Live output from /llms.txt
2. Markdown content negotiation
Append .md to any page URL (or send Accept: text/markdown) and return the raw Markdown. Agents get clean tokens; humans still get the rendered page.
3. An OpenAPI spec for your read APIs
Even a docs site has an API surface (search, page fetch). Publish an OpenAPI document at a predictable path so an agent can call it without reverse-engineering. Pair it with RFC 9727 — a /.well-known/api-catalog linkset that enumerates every API entry point.
RFC 9727 linkset at /.well-known/api-catalog
4. An MCP server
The Model Context Protocol lets agents call your tools natively. We expose a read-only MCP server over Streamable HTTP at /api/mcp plus a discovery server-card.json. Two tools — search docs, get a doc by id — are enough to be useful.
The MCP server card
5. The .well-known identity files
agent-card.json (A2A): declares your agent skills.
agent-skills/index.json: the Agent Skills Discovery RFC, with a SHA-256 digest per skill so a consumer can verify it.
oauth-protected-resource (RFC 9728): if your API is anonymous, say so — an empty authorization_servers is a positive signal, not an omission.
The A2A agent card
6. JSON-LD that an entity graph can reconcile
Emit a schema.org graph (Organization, SoftwareApplication, WebSite) linked by @id, with sameAs pointing at the registries that already verify you (GitHub, your package registry, Wikidata). One canonical Organization block, reused everywhere, so the graph never sees conflicting identifiers. Never fabricate an aggregateRating — surface real signals (e.g. GitHub stars as an InteractionCounter) instead.

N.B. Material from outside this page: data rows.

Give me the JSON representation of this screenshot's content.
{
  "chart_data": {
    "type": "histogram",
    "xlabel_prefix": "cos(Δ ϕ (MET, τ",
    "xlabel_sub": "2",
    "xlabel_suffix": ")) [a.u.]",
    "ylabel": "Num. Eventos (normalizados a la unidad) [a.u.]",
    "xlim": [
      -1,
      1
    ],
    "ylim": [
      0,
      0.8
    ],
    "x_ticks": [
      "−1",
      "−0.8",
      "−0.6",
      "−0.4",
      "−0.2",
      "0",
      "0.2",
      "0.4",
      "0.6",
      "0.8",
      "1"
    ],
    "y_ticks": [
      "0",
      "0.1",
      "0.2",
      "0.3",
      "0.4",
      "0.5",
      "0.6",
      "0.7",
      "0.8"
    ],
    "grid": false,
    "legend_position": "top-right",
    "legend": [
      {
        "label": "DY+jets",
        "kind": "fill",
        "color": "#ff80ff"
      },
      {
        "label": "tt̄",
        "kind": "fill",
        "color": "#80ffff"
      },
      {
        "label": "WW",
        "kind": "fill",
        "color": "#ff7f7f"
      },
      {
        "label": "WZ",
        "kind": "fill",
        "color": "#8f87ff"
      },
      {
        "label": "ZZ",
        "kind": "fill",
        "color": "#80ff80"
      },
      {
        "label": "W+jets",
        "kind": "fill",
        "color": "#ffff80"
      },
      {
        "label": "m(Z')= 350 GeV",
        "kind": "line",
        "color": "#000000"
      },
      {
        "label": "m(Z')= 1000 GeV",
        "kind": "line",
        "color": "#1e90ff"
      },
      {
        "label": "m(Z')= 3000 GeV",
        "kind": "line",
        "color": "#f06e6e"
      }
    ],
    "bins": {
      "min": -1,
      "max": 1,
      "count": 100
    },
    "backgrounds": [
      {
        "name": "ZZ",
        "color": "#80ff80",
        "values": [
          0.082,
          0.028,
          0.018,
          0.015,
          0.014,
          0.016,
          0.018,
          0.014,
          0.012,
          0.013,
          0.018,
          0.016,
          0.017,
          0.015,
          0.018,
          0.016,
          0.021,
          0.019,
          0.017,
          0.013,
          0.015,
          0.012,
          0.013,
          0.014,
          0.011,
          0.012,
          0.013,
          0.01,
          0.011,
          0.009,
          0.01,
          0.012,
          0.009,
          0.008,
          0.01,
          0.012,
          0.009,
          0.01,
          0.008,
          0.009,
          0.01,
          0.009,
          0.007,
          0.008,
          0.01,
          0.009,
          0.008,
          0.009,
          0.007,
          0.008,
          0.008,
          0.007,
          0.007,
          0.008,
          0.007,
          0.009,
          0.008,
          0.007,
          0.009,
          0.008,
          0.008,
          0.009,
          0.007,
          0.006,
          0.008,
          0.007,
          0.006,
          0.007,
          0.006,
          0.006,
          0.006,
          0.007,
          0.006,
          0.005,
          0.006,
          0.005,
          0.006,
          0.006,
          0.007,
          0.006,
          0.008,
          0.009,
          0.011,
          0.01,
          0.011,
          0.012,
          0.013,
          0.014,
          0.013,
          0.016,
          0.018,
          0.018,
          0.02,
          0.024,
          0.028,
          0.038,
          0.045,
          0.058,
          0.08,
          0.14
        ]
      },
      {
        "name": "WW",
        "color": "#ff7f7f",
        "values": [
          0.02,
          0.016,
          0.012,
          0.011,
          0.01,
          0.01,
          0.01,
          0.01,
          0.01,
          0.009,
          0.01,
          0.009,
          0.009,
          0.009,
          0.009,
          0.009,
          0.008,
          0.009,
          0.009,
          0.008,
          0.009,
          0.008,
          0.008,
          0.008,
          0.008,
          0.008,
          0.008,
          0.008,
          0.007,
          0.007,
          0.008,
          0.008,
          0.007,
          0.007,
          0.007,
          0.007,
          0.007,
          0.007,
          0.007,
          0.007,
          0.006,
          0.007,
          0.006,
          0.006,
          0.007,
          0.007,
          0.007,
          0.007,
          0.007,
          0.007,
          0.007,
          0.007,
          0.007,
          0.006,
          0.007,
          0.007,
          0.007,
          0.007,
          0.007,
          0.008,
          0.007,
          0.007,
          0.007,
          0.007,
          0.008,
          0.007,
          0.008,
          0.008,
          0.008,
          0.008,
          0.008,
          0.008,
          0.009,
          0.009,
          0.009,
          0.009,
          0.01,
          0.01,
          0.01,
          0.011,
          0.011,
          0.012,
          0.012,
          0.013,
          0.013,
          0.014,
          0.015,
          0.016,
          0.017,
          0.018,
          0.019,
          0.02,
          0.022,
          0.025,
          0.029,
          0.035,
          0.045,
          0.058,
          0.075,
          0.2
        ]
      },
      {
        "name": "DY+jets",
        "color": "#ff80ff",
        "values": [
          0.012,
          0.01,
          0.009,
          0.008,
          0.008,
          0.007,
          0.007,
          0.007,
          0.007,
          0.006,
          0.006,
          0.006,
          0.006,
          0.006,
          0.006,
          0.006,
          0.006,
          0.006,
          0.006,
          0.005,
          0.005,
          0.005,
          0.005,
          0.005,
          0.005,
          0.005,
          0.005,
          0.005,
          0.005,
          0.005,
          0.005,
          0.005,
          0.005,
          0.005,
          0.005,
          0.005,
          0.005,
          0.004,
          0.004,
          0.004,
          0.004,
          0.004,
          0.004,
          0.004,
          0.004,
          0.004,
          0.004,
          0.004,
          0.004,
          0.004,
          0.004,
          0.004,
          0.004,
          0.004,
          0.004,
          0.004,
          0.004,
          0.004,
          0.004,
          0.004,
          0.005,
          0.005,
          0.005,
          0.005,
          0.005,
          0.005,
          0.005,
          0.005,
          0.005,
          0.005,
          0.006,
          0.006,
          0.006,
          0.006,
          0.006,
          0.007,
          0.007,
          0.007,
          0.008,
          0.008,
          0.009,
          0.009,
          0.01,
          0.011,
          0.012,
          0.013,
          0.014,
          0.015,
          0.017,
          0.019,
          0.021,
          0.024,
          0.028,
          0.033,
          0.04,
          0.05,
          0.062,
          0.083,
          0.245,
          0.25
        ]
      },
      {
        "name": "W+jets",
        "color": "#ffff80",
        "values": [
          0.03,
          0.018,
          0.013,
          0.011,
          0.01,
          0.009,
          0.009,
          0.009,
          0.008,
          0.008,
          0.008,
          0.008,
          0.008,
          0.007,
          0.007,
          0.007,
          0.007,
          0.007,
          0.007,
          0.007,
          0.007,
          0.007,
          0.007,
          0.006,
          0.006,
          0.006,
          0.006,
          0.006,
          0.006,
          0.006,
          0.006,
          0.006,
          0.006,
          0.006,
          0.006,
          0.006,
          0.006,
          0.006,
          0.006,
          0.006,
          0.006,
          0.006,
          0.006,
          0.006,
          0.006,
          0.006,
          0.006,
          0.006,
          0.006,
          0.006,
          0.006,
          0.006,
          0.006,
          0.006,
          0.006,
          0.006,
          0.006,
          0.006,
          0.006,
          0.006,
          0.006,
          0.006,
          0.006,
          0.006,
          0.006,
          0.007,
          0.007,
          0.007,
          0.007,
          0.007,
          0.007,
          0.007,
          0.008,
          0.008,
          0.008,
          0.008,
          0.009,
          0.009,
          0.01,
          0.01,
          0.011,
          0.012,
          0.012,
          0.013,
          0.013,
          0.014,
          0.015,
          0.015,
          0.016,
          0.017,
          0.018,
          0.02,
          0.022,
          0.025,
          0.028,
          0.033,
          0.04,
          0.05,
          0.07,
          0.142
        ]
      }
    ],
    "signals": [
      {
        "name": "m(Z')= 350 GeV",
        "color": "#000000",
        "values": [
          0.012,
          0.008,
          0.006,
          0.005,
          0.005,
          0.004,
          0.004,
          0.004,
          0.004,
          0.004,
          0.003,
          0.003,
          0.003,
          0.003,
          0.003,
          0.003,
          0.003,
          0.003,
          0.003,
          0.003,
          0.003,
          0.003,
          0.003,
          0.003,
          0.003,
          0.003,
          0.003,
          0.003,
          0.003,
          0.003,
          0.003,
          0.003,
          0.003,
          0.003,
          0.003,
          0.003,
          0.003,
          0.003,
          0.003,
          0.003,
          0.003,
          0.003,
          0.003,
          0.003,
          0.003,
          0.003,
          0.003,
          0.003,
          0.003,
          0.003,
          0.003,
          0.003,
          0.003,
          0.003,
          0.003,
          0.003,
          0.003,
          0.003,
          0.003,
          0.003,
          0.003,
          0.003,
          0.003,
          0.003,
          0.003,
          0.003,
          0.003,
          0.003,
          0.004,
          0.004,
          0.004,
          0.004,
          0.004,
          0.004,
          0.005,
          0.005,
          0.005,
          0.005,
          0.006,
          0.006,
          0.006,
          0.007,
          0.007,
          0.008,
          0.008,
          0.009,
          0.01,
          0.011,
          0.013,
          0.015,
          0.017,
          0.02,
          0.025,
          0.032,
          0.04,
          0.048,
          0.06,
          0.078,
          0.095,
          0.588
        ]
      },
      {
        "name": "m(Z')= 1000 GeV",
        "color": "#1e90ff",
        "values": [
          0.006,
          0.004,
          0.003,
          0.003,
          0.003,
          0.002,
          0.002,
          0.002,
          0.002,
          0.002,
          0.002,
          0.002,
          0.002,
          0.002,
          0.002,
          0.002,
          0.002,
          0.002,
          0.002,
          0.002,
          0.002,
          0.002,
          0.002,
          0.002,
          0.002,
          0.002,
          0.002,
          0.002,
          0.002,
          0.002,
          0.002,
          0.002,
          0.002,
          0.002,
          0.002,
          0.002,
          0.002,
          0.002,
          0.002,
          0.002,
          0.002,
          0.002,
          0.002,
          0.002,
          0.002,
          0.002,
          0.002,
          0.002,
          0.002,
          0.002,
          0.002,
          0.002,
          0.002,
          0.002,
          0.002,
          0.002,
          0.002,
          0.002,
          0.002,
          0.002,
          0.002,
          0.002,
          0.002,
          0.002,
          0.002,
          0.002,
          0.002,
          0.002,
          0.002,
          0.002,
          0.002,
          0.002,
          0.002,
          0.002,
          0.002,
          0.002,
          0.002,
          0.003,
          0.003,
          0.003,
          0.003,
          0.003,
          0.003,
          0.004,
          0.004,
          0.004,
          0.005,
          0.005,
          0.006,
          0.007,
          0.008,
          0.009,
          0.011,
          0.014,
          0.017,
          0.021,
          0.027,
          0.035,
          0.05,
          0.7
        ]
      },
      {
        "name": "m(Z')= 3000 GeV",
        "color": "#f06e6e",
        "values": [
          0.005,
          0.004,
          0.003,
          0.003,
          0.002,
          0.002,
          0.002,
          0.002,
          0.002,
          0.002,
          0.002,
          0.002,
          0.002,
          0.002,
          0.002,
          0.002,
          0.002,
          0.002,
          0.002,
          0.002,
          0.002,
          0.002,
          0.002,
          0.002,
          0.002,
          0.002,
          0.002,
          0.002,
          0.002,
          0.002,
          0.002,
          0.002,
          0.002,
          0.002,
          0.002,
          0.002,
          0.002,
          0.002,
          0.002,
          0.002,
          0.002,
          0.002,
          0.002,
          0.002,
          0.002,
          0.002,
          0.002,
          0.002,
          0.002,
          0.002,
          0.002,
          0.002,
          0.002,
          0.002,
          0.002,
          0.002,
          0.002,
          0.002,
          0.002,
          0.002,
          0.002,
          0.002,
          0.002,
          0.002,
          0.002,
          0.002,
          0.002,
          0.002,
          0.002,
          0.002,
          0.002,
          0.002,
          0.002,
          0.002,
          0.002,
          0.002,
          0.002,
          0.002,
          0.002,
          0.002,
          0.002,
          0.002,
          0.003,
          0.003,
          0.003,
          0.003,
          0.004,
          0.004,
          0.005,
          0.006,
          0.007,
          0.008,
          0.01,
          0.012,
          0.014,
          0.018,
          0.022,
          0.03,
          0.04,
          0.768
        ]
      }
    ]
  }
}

7. Tell crawlers the truth in robots.txt
Explicitly allow the named AI crawlers you want (GPTBot, ClaudeBot, OAI-SearchBot, Google-Extended…), and emit a Content-Signal directive. Link your sitemap and a schema-map.
Named AI crawlers + Content-Signal
How to verify
curl -s https://yoursite/llms.txt, fetch each .well-known path, and run your JSON-LD through a structured-data validator. If you build on Claude Code, the open-source OrchestKit docs site implements every item above — the source is on GitHub, MIT-licensed, and you can read the route handlers directly.